Parecidos razonables: como Lila Downs, Lhasa de Sela tenía una herencia cultural mixta, entre México y Estados Unidos. Ahí acababa toda semejanza: mientras la primera centra su atención en actualizar las raíces y en las temáticas sociales, la segunda recurría a otros sonidos y exploraba las pasiones más profundas.
Todo ello se debía al carácter nómada de Lhasa, con una infancia forjada en la carretera, una vida errante hasta establecerse en Canadá. Tras su debut La llorona (1997), se unió a otros miembros de su familia para realizar una gira europea como parte de un circo.
En su segundo trabajo, The Living Road, se reflejaba ese viaje constante, no solo geográfico, sino también interior, a través de canciones en castellano, francés e inglés. La tradición latina aparecía de forma sesgada en Con toda palabra (con aires de tango sinfónico), en el excelente bolero La confession y en el amago de ranchera La frontera (con trompeta mariachi).

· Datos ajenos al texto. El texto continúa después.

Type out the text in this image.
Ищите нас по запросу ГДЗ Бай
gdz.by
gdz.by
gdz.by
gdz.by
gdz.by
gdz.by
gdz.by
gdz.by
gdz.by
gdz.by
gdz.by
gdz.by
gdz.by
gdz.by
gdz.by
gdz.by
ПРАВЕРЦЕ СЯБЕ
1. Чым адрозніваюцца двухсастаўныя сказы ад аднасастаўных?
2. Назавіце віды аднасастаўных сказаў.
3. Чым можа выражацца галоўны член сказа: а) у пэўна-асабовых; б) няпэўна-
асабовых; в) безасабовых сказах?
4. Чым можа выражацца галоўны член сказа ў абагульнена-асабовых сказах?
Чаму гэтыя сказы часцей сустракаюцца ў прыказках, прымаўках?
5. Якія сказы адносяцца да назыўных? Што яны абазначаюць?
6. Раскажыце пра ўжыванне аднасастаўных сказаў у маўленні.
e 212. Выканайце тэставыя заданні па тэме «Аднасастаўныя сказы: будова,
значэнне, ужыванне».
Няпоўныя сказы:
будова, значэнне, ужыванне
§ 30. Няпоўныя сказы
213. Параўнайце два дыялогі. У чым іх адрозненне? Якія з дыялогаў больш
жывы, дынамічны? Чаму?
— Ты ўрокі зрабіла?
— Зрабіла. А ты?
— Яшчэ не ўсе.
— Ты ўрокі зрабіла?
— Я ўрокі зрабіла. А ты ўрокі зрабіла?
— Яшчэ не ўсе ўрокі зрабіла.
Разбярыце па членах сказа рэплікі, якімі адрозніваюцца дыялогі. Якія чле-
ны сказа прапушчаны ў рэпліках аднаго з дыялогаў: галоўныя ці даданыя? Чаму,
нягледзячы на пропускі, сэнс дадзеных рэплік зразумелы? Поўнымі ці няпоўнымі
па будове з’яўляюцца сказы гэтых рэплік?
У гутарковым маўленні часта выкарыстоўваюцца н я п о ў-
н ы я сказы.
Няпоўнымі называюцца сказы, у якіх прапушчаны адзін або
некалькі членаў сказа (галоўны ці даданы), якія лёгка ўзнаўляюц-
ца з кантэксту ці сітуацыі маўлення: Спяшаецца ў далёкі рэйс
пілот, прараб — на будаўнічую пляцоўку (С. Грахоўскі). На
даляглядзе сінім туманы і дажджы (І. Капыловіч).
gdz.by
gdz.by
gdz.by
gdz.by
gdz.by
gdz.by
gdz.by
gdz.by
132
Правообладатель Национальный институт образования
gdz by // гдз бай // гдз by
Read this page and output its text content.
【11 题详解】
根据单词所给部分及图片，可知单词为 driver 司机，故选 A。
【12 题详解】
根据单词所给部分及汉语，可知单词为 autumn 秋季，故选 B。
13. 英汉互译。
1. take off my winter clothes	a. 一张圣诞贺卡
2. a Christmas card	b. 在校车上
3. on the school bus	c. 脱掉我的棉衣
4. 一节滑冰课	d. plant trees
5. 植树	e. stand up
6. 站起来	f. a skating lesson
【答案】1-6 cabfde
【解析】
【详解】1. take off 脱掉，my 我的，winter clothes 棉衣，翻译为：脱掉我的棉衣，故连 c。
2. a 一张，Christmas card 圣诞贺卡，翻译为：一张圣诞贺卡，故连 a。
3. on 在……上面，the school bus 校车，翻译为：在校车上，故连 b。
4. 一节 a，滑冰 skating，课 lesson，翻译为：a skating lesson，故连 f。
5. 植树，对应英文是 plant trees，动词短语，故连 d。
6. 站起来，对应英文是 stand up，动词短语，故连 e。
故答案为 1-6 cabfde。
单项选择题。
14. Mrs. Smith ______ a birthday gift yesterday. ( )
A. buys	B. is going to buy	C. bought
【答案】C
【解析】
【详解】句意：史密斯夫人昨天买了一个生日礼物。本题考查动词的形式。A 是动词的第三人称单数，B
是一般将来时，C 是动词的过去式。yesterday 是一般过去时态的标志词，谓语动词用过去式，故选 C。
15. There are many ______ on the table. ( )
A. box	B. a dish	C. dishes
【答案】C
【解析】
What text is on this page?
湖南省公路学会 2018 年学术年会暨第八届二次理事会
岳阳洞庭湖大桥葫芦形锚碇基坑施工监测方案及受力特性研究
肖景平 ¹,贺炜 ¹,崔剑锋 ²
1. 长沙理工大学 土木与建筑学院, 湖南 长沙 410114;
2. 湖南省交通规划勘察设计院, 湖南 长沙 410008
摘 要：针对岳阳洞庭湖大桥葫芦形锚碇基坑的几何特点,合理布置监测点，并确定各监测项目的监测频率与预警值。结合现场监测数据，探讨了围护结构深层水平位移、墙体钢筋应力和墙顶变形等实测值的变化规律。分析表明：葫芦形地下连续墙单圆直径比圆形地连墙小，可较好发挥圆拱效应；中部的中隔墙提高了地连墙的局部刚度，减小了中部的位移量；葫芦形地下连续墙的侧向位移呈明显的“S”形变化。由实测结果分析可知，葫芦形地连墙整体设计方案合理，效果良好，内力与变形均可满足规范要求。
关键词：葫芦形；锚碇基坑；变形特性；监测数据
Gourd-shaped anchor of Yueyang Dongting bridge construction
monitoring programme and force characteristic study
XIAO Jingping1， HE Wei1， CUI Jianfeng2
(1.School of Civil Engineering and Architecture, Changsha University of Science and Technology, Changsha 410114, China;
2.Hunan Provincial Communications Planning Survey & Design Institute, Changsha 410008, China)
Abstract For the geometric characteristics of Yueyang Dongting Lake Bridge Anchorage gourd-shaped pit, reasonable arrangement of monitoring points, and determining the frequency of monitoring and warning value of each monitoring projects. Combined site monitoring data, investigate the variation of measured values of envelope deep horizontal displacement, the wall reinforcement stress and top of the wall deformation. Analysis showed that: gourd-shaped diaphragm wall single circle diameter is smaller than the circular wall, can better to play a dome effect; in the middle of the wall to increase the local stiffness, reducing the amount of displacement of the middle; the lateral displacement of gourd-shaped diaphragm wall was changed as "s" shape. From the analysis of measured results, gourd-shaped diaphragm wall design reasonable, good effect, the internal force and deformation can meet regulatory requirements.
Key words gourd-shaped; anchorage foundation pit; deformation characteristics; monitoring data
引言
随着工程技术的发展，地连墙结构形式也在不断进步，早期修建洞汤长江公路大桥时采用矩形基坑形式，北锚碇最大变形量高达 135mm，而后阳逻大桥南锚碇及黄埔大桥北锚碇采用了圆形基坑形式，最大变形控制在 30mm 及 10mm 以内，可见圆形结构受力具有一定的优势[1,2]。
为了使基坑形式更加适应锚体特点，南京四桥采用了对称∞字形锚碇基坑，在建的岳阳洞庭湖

En cambio, Lhasa recurría a la chanson francesa en la mediterránea La marée haute y en la cabaretera J’arrive à la ville. La versatilidad de su sonido –que no de su voz, otra gran diferencia con Lila– la acercaba a la cadencia country en Abro la ventana, al góspel en Small Song y a la desnudez de Björk en My Name.
Comparada a Edith Piaf, Billie Holiday, Chavela Vargas y Tom Waits, Lhasa fue otro ejemplo perfecto de cómo el cruce cultural no siempre resulta un empacho.